Cartas al cielo

CAPITULO 7

Una semana después…

SERENA

Milagros amaneció sonriente como siempre, aunque me dijo con esa vocecita suya tan dulce que le dolía un poco la cabeza. Era la segunda vez en la semana que volvía el dolor, pero no eran fuertes como aquel día.

—No te preocupes, mami —me dijo, frotándose la sien—, dame un abracito y se me quita, ya veras.

Le sonrei aunque por dentro me preocupaba. La abracé con fuerza como si pudiera quebrarse entre mis brazos. Pero sus ojitos azules me devolvieron calma, esa calma que solo ella sabe darme.

El día transcurrió casi normal, en casa. No cuidaría a la señora Elsa y a Milagros se le había quitado el dolor, dibujaba tranquila en la mesa mientras yo doblaba ropa y tarareaba bajito para distraer mis pensamientos. La veía concentrada, apretando sus labios como siempre hacía cuando estaba inspirada.

De pronto, escuché el golpe seco y alcé la mirada…, y la vi desplomada sobre el cuaderno.

—¡Milagros! —grité con un nudo en la garganta. Sentí como si me arrancaran el corazón de golpe.

Corrí hacia ella, la tomé en brazos y mi mundo se derrumbó en ese segundo eterno. La zarandeé suavemente, con lágrimas en los ojos.

—¡Despierta, hija, por favor! No me hagas esto, mi amor.

Su rostro estaba pálido, sus labios casi sin color. La pegué contra mi pecho, rogando a Dios en silencio, hasta los segundos que se hicieron eternos y luego sus pestañas se movieron lentamente.

—Estoy bien, mami… —susurró con una sonrisa débil, acariciando mi mejilla.

La abracé con fuerza, temblando como una hoja. Ella, en lugar de asustarse, me acariciaba el cabello como si quisiera tranquilizarme.

—No llores, mami…, no se que paso, solo me dormí un ratito.

Quise ser fuerte, pero mis lágrimas cayeron sobre su frente.

En medio de mi desesperación, no logré dormir y decidí llevarla al módulo cercano. Caminé con ella cargando con el miedo en cada paso. Allí, apenas nos miraron. Un doctor joven la revisó rápido, con un gesto cansado, y dijo con indiferencia:

—No parece nada grave, señora. Puede ser falta de vitaminas.

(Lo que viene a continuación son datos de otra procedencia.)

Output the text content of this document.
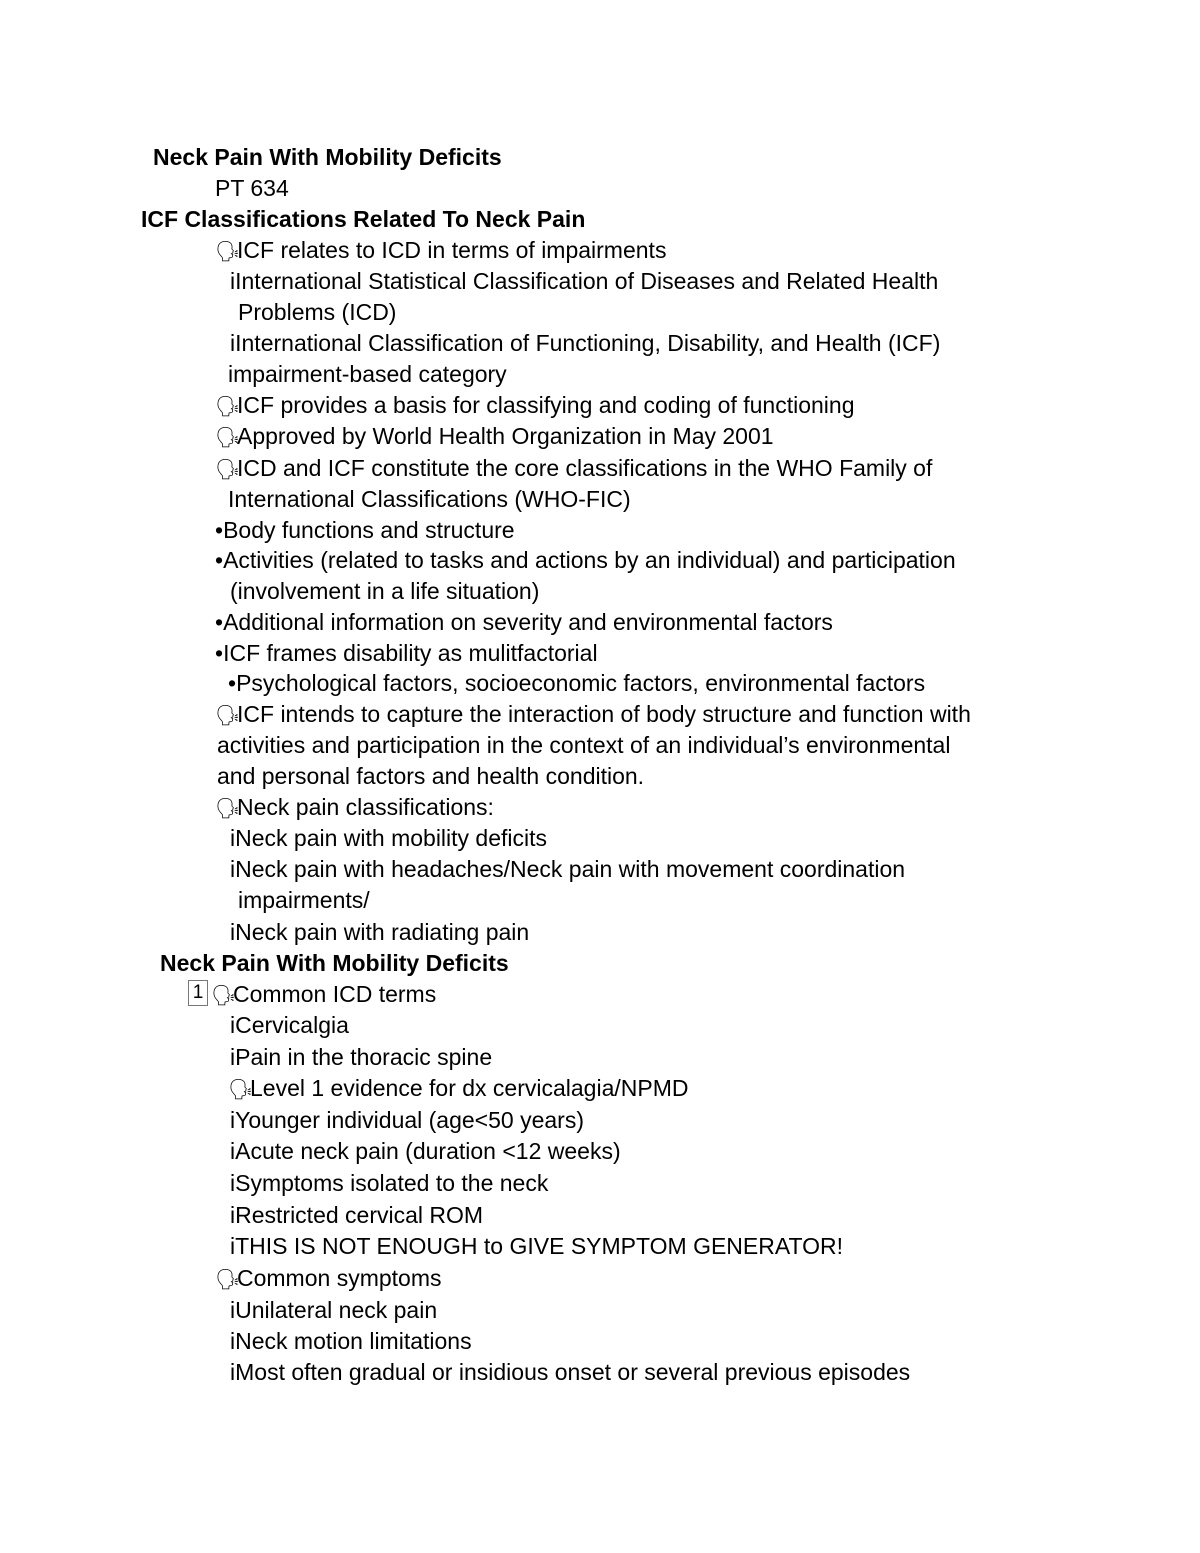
Neck Pain With Mobility Deficits
PT 634
ICF Classifications Related To Neck Pain
🗣ICF relates to ICD in terms of impairments
iInternational Statistical Classification of Diseases and Related Health
Problems (ICD)
iInternational Classification of Functioning, Disability, and Health (ICF)
impairment-based category
🗣ICF provides a basis for classifying and coding of functioning
🗣Approved by World Health Organization in May 2001
🗣ICD and ICF constitute the core classifications in the WHO Family of
International Classifications (WHO-FIC)
•Body functions and structure
•Activities (related to tasks and actions by an individual) and participation
(involvement in a life situation)
•Additional information on severity and environmental factors
•ICF frames disability as mulitfactorial
•Psychological factors, socioeconomic factors, environmental factors
🗣ICF intends to capture the interaction of body structure and function with
activities and participation in the context of an individual’s environmental
and personal factors and health condition.
🗣Neck pain classifications:
iNeck pain with mobility deficits
iNeck pain with headaches/Neck pain with movement coordination
impairments/
iNeck pain with radiating pain
Neck Pain With Mobility Deficits
1 🗣Common ICD terms
iCervicalgia
iPain in the thoracic spine
🗣Level 1 evidence for dx cervicalagia/NPMD
iYounger individual (age<50 years)
iAcute neck pain (duration <12 weeks)
iSymptoms isolated to the neck
iRestricted cervical ROM
iTHIS IS NOT ENOUGH to GIVE SYMPTOM GENERATOR!
🗣Common symptoms
iUnilateral neck pain
iNeck motion limitations
iMost often gradual or insidious onset or several previous episodes
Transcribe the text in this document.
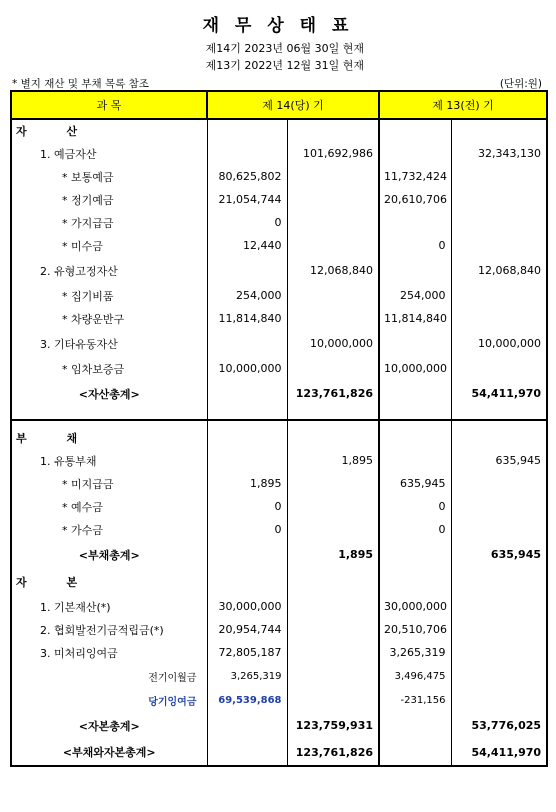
재 무 상 태 표
제14기 2023년 06월 30일 현재
제13기 2022년 12월 31일 현재
* 별지 재산 및 부채 목록 참조	(단위:원)
과 목	제 14(당) 기		제 13(전) 기	
자 산				
1. 예금자산		101,692,986		32,343,130
* 보통예금	80,625,802		11,732,424	
* 정기예금	21,054,744		20,610,706	
* 가지급금	0			
* 미수금	12,440		0	
2. 유형고정자산		12,068,840		12,068,840
* 집기비품	254,000		254,000	
* 차량운반구	11,814,840		11,814,840	
3. 기타유동자산		10,000,000		10,000,000
* 임차보증금	10,000,000		10,000,000	
<자산총계>		123,761,826		54,411,970

부 채				
1. 유통부채		1,895		635,945
* 미지급금	1,895		635,945	
* 예수금	0		0	
* 가수금	0		0	
<부채총계>		1,895		635,945
자 본				
1. 기본재산(*)	30,000,000		30,000,000	
2. 협회발전기금적립금(*)	20,954,744		20,510,706	
3. 미처리잉여금	72,805,187		3,265,319	
전기이월금	3,265,319		3,496,475	
당기잉여금	69,539,868		-231,156	
<자본총계>		123,759,931		53,776,025
<부채와자본총계>		123,761,826		54,411,970
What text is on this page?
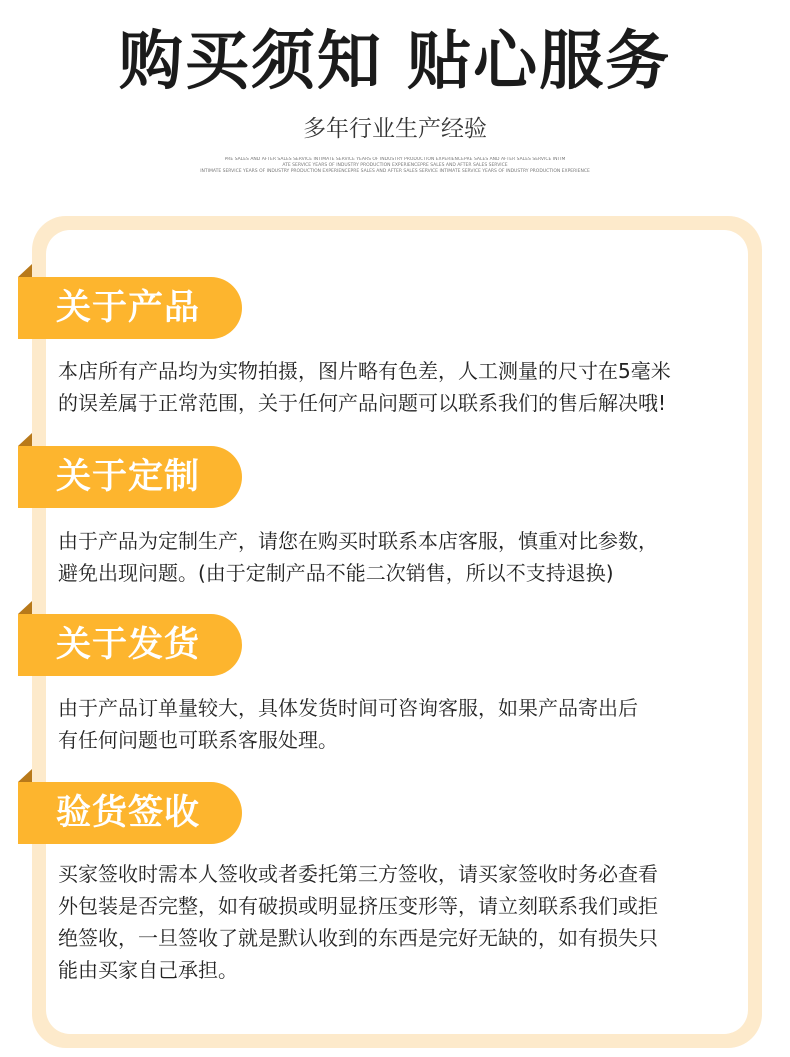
购买须知 贴心服务
多年行业生产经验
PRE SALES AND AFTER SALES SERVICE INTIMATE SERVICE YEARS OF INDUSTRY PRODUCTION EXPERIENCEPRE SALES AND AFTER SALES SERVICE INTIM
ATE SERVICE YEARS OF INDUSTRY PRODUCTION EXPERIENCEPRE SALES AND AFTER SALES SERVICE
INTIMATE SERVICE YEARS OF INDUSTRY PRODUCTION EXPERIENCEPRE SALES AND AFTER SALES SERVICE INTIMATE SERVICE YEARS OF INDUSTRY PRODUCTION EXPERIENCE
关于产品
本店所有产品均为实物拍摄，图片略有色差，人工测量的尺寸在5毫米
的误差属于正常范围，关于任何产品问题可以联系我们的售后解决哦!
关于定制
由于产品为定制生产，请您在购买时联系本店客服，慎重对比参数，
避免出现问题。(由于定制产品不能二次销售，所以不支持退换)
关于发货
由于产品订单量较大，具体发货时间可咨询客服，如果产品寄出后
有任何问题也可联系客服处理。
验货签收
买家签收时需本人签收或者委托第三方签收，请买家签收时务必查看
外包装是否完整，如有破损或明显挤压变形等，请立刻联系我们或拒
绝签收，一旦签收了就是默认收到的东西是完好无缺的，如有损失只
能由买家自己承担。
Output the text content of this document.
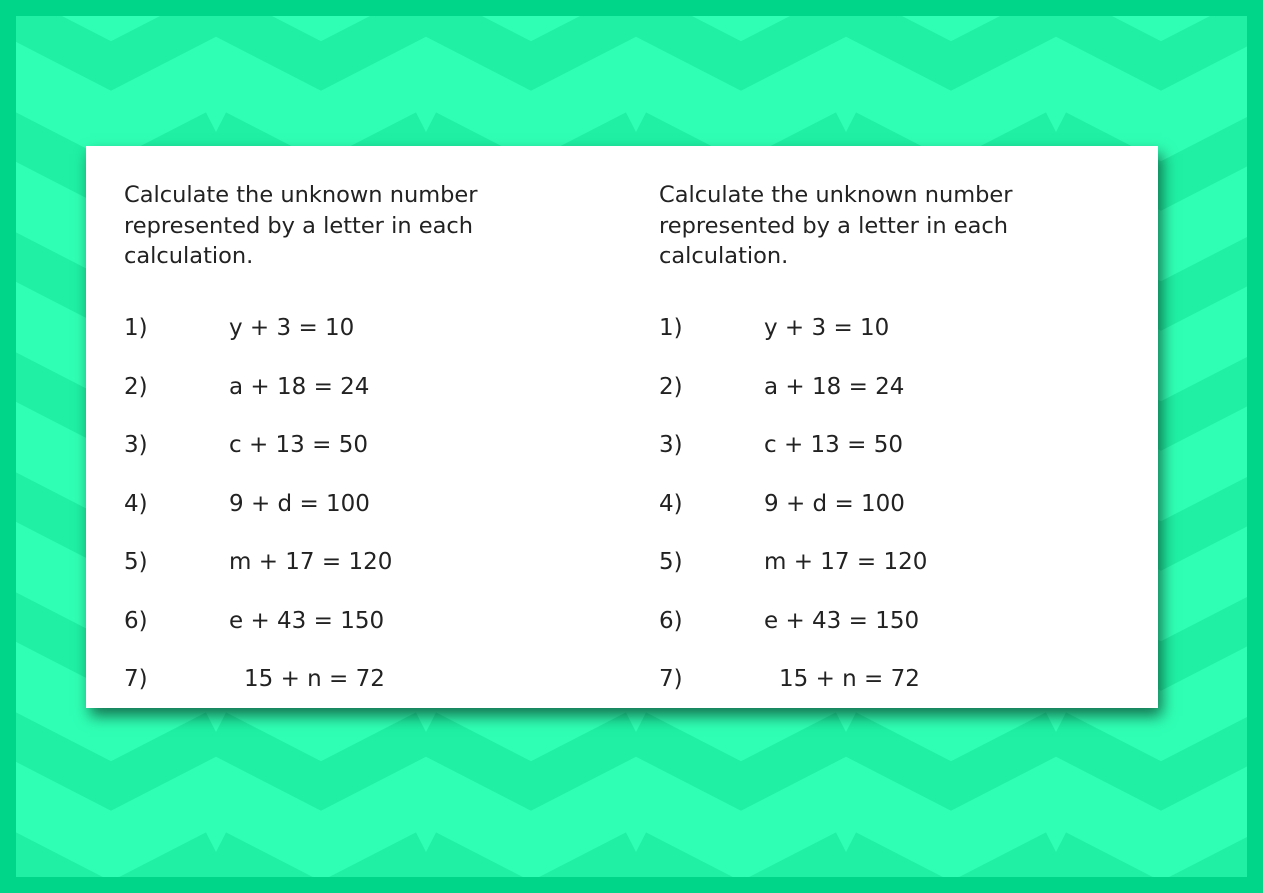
Calculate the unknown number
represented by a letter in each
calculation.

1)	y + 3 = 10
2)	a + 18 = 24
3)	c + 13 = 50
4)	9 + d = 100
5)	m + 17 = 120
6)	e + 43 = 150
7)	15 + n = 72

Calculate the unknown number
represented by a letter in each
calculation.

1)	y + 3 = 10
2)	a + 18 = 24
3)	c + 13 = 50
4)	9 + d = 100
5)	m + 17 = 120
6)	e + 43 = 150
7)	15 + n = 72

Lo dijo sin mirarnos siquiera, ya llamando al siguiente paciente. Dándome un papel con las vitaminas que deba comprar y más pastillas para el dolor. Sentí una mezcla de rabia e impotencia.

Al llegar a casa, Milagros volvió a dibujar en su cuaderno, como si nada hubiera pasado. Yo fui a prepararle una merengada y cuando regresé, la encontré dormida sobre la mesa. Me aseguré que estaba dormida y no desmayada, la lleve a su habitación y en la pared estaba el dibujo que había hecho antes de desmayarse, no me percate cuenta lo colocó sobre su cama.

Era un jardín de flores de colores torcidos, con un columpio en el centro. En el columpio había una figura de palitos que reconocí al instante: era ella, sonriendo. Pero detrás de un árbol, había una sombra oscura, enorme, dibujada con crayón negro. Tenía ojos, dos círculos azules que parecían mirarla fijamente. En todo el alrededor mariposas y burbujas o gotitas de agua no se entendía muy bien.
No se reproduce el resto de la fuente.